Merdeka dari bencana ekologis. Layakkah kita membenci bencana? Lantas kemana mereka yang mengganggu sang bumi hingga sedemikian murka? Halah…tak usah ditanya. Mereka sudah dengan damai di belahan bumi yang lain. Menikmati sepotong surga yang masih tersisa jauh di sana. Mungkin potongan terakhir, karena cepat atau lambat dampak tindakan mereka akan merambat melintas batas negara.
Merdeka dari bencana ekologis selayaknya menjadi tujuan bersama. Cita-cita yang melandasi sebuah bentuk perjuangan baru. Perjuangan dengan kebencian bersama pada keserakahan dan ketidakadilan.
Kemudahan dalam kemusykilan
‘Absurd’. Begitu kata seorang kawan ketika kami bicara perlawanan untuk merdeka dari bencana ekologis. ‘Lha musuhnya siapa?’, dia bertanya dengan nada skeptis.
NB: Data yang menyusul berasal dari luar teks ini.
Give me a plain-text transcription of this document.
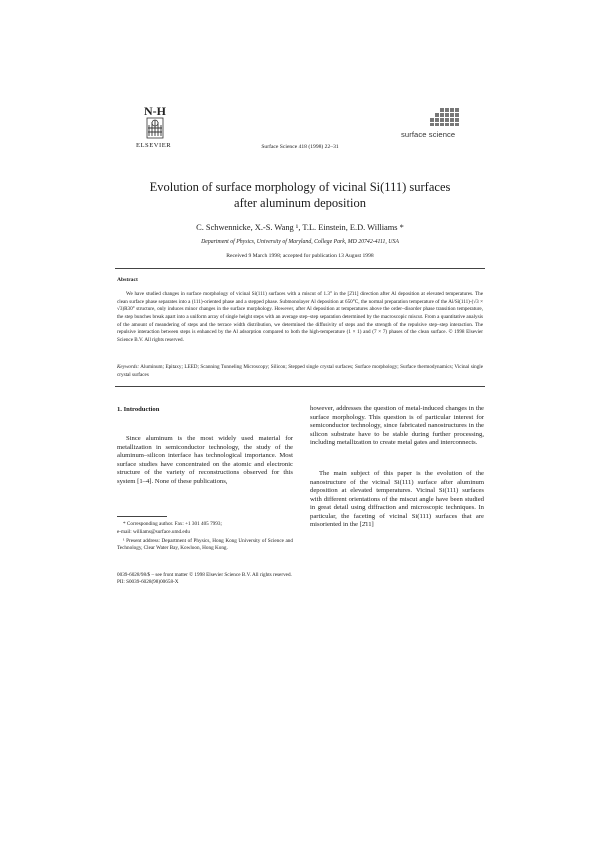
N-H
ELSEVIER	Surface Science 418 (1998) 22–31
surface science
Evolution of surface morphology of vicinal Si(111) surfaces
after aluminum deposition
C. Schwennicke, X.-S. Wang ¹, T.L. Einstein, E.D. Williams *
Department of Physics, University of Maryland, College Park, MD 20742-4111, USA
Received 9 March 1998; accepted for publication 13 August 1998
Abstract
We have studied changes in surface morphology of vicinal Si(111) surfaces with a miscut of 1.3° in the [2̄11] direction after Al deposition at elevated temperatures. The clean surface phase separates into a (111)-oriented phase and a stepped phase. Submonolayer Al deposition at 650°C, the normal preparation temperature of the Al/Si(111)-(√3 × √3)R30° structure, only induces minor changes in the surface morphology. However, after Al deposition at temperatures above the order–disorder phase transition temperature, the step bunches break apart into a uniform array of single height steps with an average step–step separation determined by the macroscopic miscut. From a quantitative analysis of the amount of meandering of steps and the terrace width distribution, we determined the diffusivity of steps and the strength of the repulsive step–step interaction. The repulsive interaction between steps is enhanced by the Al adsorption compared to both the high-temperature (1 × 1) and (7 × 7) phases of the clean surface. © 1998 Elsevier Science B.V. All rights reserved.
Keywords: Aluminum; Epitaxy; LEED; Scanning Tunneling Microscopy; Silicon; Stepped single crystal surfaces; Surface morphology; Surface thermodynamics; Vicinal single crystal surfaces
1. Introduction
Since aluminum is the most widely used material for metallization in semiconductor technology, the study of the aluminum–silicon interface has technological importance. Most surface studies have concentrated on the atomic and electronic structure of the variety of reconstructions observed for this system [1–4]. None of these publications,
however, addresses the question of metal-induced changes in the surface morphology. This question is of particular interest for semiconductor technology, since fabricated nanostructures in the silicon substrate have to be stable during further processing, including metallization to create metal gates and interconnects.
The main subject of this paper is the evolution of the nanostructure of the vicinal Si(111) surface after aluminum deposition at elevated temperatures. Vicinal Si(111) surfaces with different orientations of the miscut angle have been studied in great detail using diffraction and microscopic techniques. In particular, the faceting of vicinal Si(111) surfaces that are misoriented in the [2̄11]
* Corresponding author. Fax: +1 301 405 7993;
e-mail: williams@surface.umd.edu
¹ Present address: Department of Physics, Hong Kong University of Science and Technology, Clear Water Bay, Kowloon, Hong Kong.
0039-6028/98/$ – see front matter © 1998 Elsevier Science B.V. All rights reserved.
PII: S0039-6028(98)00658-X
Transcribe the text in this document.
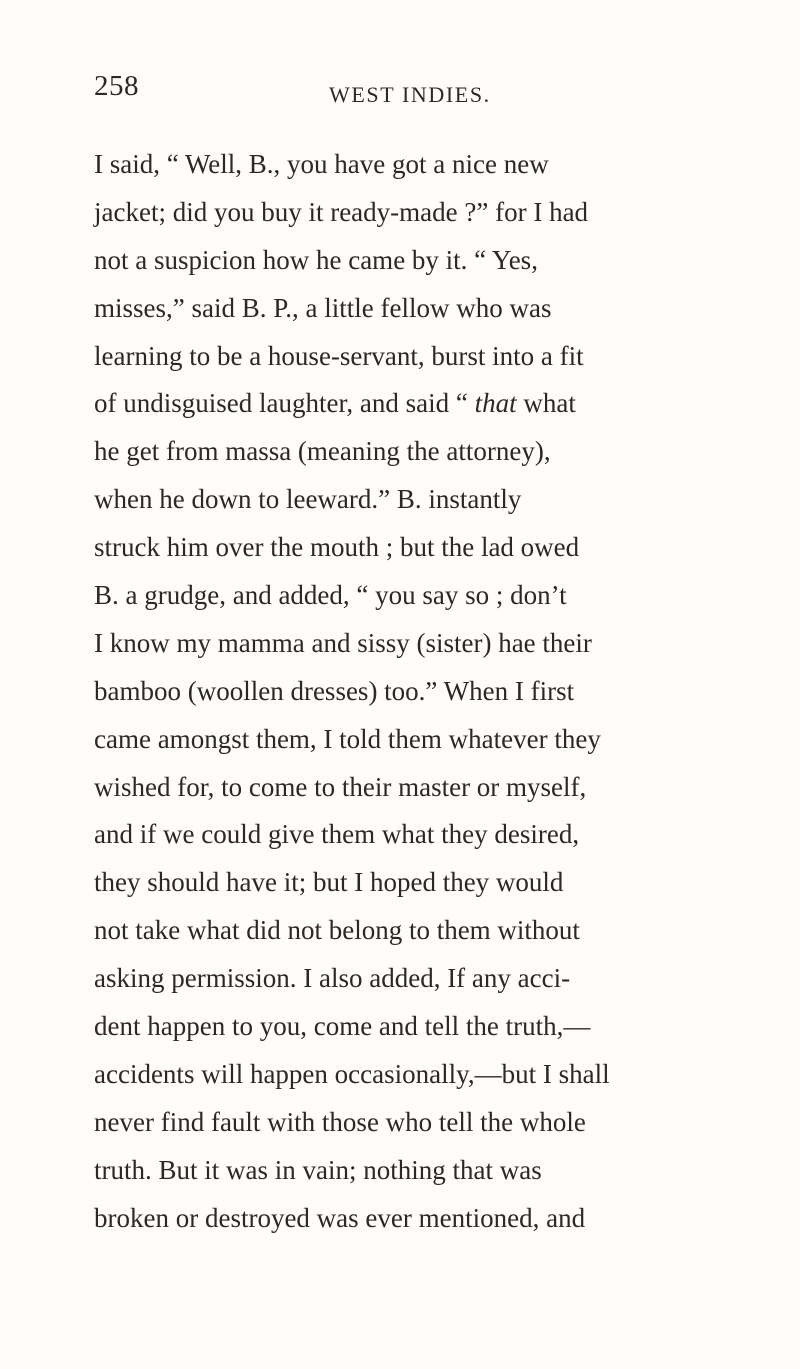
258	WEST INDIES.
I said, “ Well, B., you have got a nice new
jacket; did you buy it ready-made ?” for I had
not a suspicion how he came by it. “ Yes,
misses,” said B. P., a little fellow who was
learning to be a house-servant, burst into a fit
of undisguised laughter, and said “ that what
he get from massa (meaning the attorney),
when he down to leeward.” B. instantly
struck him over the mouth ; but the lad owed
B. a grudge, and added, “ you say so ; don’t
I know my mamma and sissy (sister) hae their
bamboo (woollen dresses) too.” When I first
came amongst them, I told them whatever they
wished for, to come to their master or myself,
and if we could give them what they desired,
they should have it; but I hoped they would
not take what did not belong to them without
asking permission. I also added, If any acci-
dent happen to you, come and tell the truth,—
accidents will happen occasionally,—but I shall
never find fault with those who tell the whole
truth. But it was in vain; nothing that was
broken or destroyed was ever mentioned, and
Saya merepet menyebut sejumlah perusahaan tambang dan perkebunan lintas bangsa, kelompok pengusaha pemegang Hak Pengusahaan Hutan, sejumlah pengusaha lokal hingga pemerintah yang saya anggap sangat permisif pada para penyebab kerusakan tanah air.
‘Kalo sebanyak itu mah, ga mungkeeen!’ katanya lagi. Argumennya, perlawanan menjadi mustahil karena kali ini musuh bangsa meretas dalam berjuta wajah. Ada dalam wajah pengusaha lokal, pemodal asing, bahkan pemerintah. Akibatnya, akan sulit menyatukan kekuatan menghadapi sekian banyak kekuatan lawan.
Dia tidak salah. Jadi benarkah ia?
Naluri mempertahankan diri yang membuat manusia berusaha. Namun ketika manusia berkenalan dengan yang namanya keserakahan, usaha mempertahankan diri dirasa tak lagi mencukupi untuk tetap bertahan hidup.
Kalau kita coba lihat ke dalam diri, mungkin musuh itu malah beredar di dalam nadi kita sendiri. Sudah saatnya kita menakar seberapa jauh usaha kita mempertahankan hidup telah membebani bumi. Sebagai manusia merdeka adalah mutlak pilihan pribadi kita untuk sedapat mungkin mengurangi tekanan kita pada bumi. Melangkah sedikit lebih jauh, membantu bumi memerangi musuhnya.
Kita sudah merdeka toh? Mengapa tidak memilih merdeka dari bencana ekologis?